One obstacle to addressing the crime increase, several experts said, is they don’t have enough data to determine what is causing it. Homicides are up this year in New York, Chicago, Los Angeles, Houston, Philadelphia and numerous other cities. There’s no consensus about why.

“We have no idea why there might be spikes in violence,” said Tita, the UC Irvine criminologist. He said the crime increases in Sacramento and elsewhere fall within the range of fluctuations expected from time to time.

are you serious

The upticks occur as California and the federal government have eased sentencing for some low-level offenders. Late last year, the U.S. Justice Department instructed its prosecutors to no longer charge low-level, nonviolent drug criminals with crimes that carry heavy mandatory sentences. Roughly 6,000 drug criminals will be released from federal prisons in coming weeks, with more releases likely.

prop 47

In California, about 17,000 low-level criminals have been released from jails or prisons across the state because of Proposition 47, which passed in November, Lofstrom said. That’s about 12 percent of the state’s jail population and 6 percent of its prison population. But, he added, “It’s too early to tell” if Proposition 47 is affecting violent crime rates.

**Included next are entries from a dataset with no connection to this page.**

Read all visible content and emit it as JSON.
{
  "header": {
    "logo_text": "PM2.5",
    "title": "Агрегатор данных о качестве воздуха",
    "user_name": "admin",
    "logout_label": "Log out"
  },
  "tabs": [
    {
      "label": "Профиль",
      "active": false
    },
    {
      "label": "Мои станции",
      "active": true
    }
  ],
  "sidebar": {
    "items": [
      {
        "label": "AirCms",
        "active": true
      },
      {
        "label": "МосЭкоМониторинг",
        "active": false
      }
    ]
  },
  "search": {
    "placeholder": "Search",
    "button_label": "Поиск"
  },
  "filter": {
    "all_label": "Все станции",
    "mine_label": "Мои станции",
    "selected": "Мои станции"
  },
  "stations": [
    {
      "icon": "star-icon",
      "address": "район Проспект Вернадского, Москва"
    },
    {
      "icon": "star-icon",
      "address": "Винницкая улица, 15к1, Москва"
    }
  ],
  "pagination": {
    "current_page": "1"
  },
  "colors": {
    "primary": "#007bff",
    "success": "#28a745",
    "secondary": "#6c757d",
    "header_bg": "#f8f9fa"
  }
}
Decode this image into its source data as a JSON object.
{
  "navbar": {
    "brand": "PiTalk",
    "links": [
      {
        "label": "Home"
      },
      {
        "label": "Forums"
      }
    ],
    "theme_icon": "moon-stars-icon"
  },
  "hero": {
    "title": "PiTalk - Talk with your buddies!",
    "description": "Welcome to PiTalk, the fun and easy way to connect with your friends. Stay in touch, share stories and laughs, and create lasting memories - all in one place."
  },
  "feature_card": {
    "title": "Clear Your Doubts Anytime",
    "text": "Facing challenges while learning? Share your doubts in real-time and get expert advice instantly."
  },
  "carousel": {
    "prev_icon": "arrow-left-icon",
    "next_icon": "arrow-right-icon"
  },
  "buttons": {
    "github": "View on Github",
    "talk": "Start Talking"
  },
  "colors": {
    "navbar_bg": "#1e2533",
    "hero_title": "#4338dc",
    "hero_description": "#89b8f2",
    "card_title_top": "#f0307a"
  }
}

Jackie Andersen is among those trying to understand what is happening in her community. Her son Isaiah was a good kid, she said, and she pleaded for anyone with information about his killing to come forward. A day after his death, she stood in front of a makeshift memorial at the spot where he’d been shot, weeping as she recounted how she never had a chance to say goodbye. “When I got here,” she said, “my son had already been taken away.”